L'Ethiopie dispose de sa protection industrielle

Les producteurs éthiopiens de café tirent profit des appellations d'origine.

L'Éthiopie commence ce qu'elle espère être une sortie progressive de la pauvreté grâce à la protection de la propriété intellectuelle.

Le directeur général de l'Office éthiopien de la propriété intellectuelle, M. Getachew Mingistie, a déclaré à ce propos : « Je suis convaincu que tout pays, qu'il soit riche ou pauvre, est en mesure d'avoir des biens protégés par le droit de la propriété intellectuelle. Dans de nombreux pays, les gens estiment que la propriété intellectuelle n'est que dans l'intérêt des États-Unis, de l'Europe et du Japon. C'est là une fausse idée. Le droit de la propriété intellectuelle peut servir les besoins de pays comme l'Éthiopie si on l'applique bien. »

La protection de la propriété intellectuelle, a-t-il fait remarquer, a joué un grand rôle dans le développement économique des États-Unis, et l'Éthiopie tient à en tirer parti elle aussi.

Suivant les conseils d'une association sans but lucratif de Washington spécialisée dans la propriété intellectuelle, Light Years IP, M. Mingistie a agi en vue d'obtenir au niveau international la protection de l'appellation d'origine de trois variétés de café éthiopien : Harar, Sidamo et Yirga Cheffe.
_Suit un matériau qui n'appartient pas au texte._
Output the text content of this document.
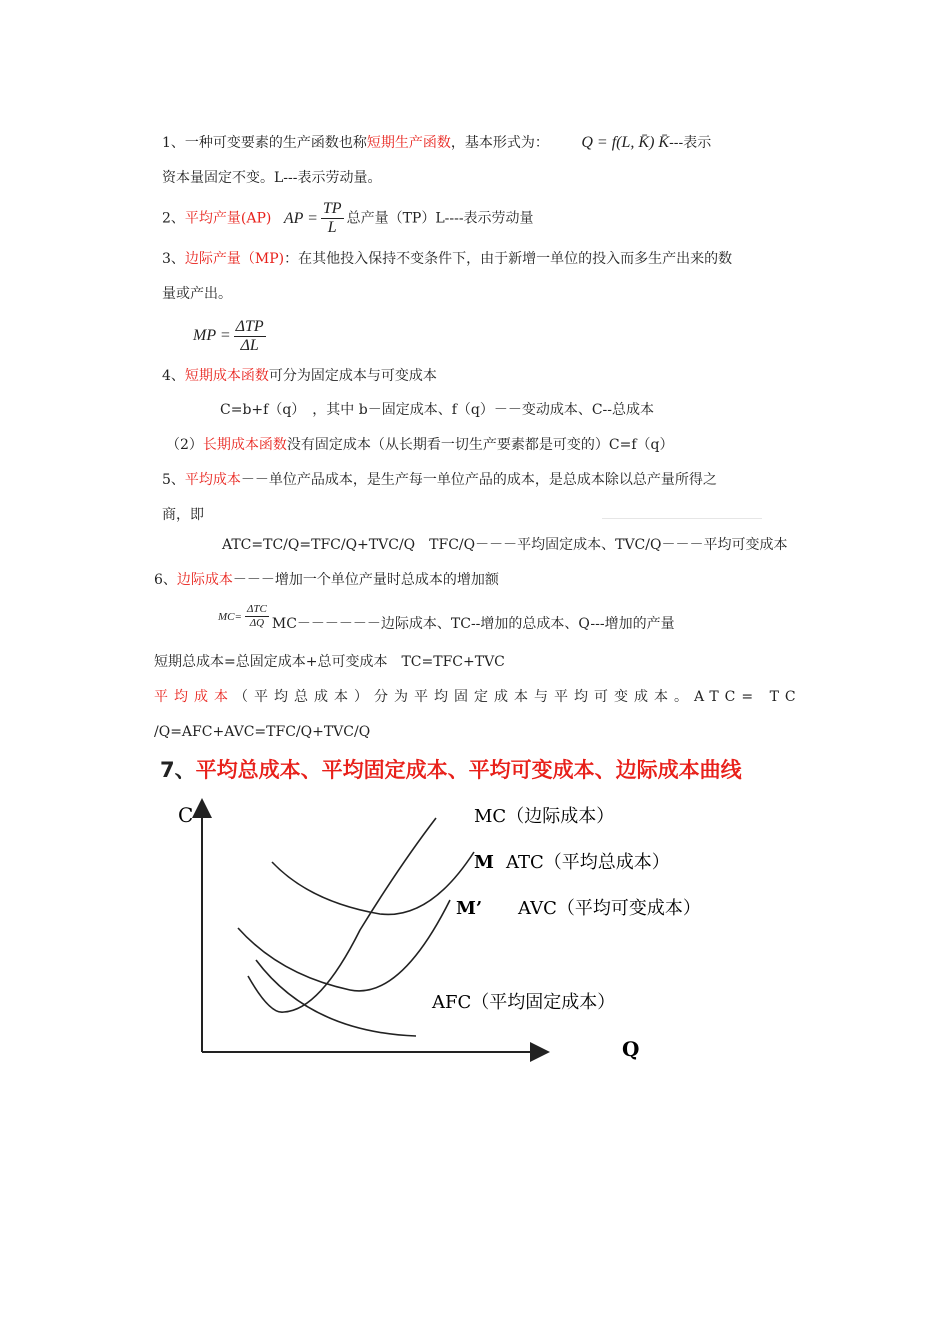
1、一种可变要素的生产函数也称短期生产函数，基本形式为： Q = f(L, K̄) K̄---表示
资本量固定不变。L---表示劳动量。
2、平均产量(AP) AP = $\frac{TP}{L}$ 总产量（TP）L----表示劳动量
3、边际产量（MP)：在其他投入保持不变条件下，由于新增一单位的投入而多生产出来的数
量或产出。
MP = $\frac{\text{ΔTP}}{\Delta L}$
4、短期成本函数可分为固定成本与可变成本
C=b+f（q）　 ，其中 b－固定成本、f（q）－－变动成本、C--总成本
（2）长期成本函数没有固定成本（从长期看一切生产要素都是可变的）C=f（q）
5、平均成本－－单位产品成本，是生产每一单位产品的成本，是总成本除以总产量所得之
商，即
ATC=TC/Q=TFC/Q+TVC/Q　 TFC/Q－－－平均固定成本、TVC/Q－－－平均可变成本
6、边际成本－－－增加一个单位产量时总成本的增加额
$MC= \frac{\text{ΔTC}}{\Delta Q} MC------$边际成本、TC--增加的总成本、Q---增加的产量
短期总成本=总固定成本+总可变成本　TC=TFC+TVC
平均成本（平均总成本）分为平均固定成本与平均可变成本。ATC= TC
/Q=AFC+AVC=TFC/Q+TVC/Q
7、平均总成本、平均固定成本、平均可变成本、边际成本曲线
C
Q
MC（边际成本）
M ATC（平均总成本）
M’ AVC（平均可变成本）
AFC（平均固定成本）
Ce faisant, il a dû surmonter l'opposition de l'Association nationale du café des États-Unis qui tentait de l'empêcher de déposer une demande à cet effet auprès de l'Office des brevets et des marques de fabrique des États-Unis, ainsi que celle de la société Starbucks, le plus grand distributeur de café du monde, qui est maintenant un grand partisan des appellations d'origine éthiopiennes et qui en est titulaire de licences.

À l'heure actuelle, l'appellation d'origine des cafés Harar, Sidamo et Yirga Cheffe est protégée dans 29 pays en tant que marque déposée. L'Éthiopie choisit les grands distributeurs de son café et fixe les conditions de vente. Elle n'exige aucune redevance pour les licences de distribution du café, mais en échange elle demande aux distributeurs de commercialiser chaque variété de café sous son appellation d'origine.

Expliquant pourquoi l'Éthiopie n'exigeait pas de licences, M. Mengistie a dit que son pays ne cherchait pas à obtenir immédiatement des recettes, mais plutôt à augmenter la demande mondiale pour ses variétés de café, ce qui devrait à l'avenir être plus fructueux. Dans le cadre de cette stratégie, a-t-il dit, l'Éthiopie établit des partenariats étroits avec les importateurs de café, les distributeurs et les torréfacteurs afin de faire connaître au nombre croissant de fins connaisseurs de café les propriétés distinctives de ses excellentes variétés de café.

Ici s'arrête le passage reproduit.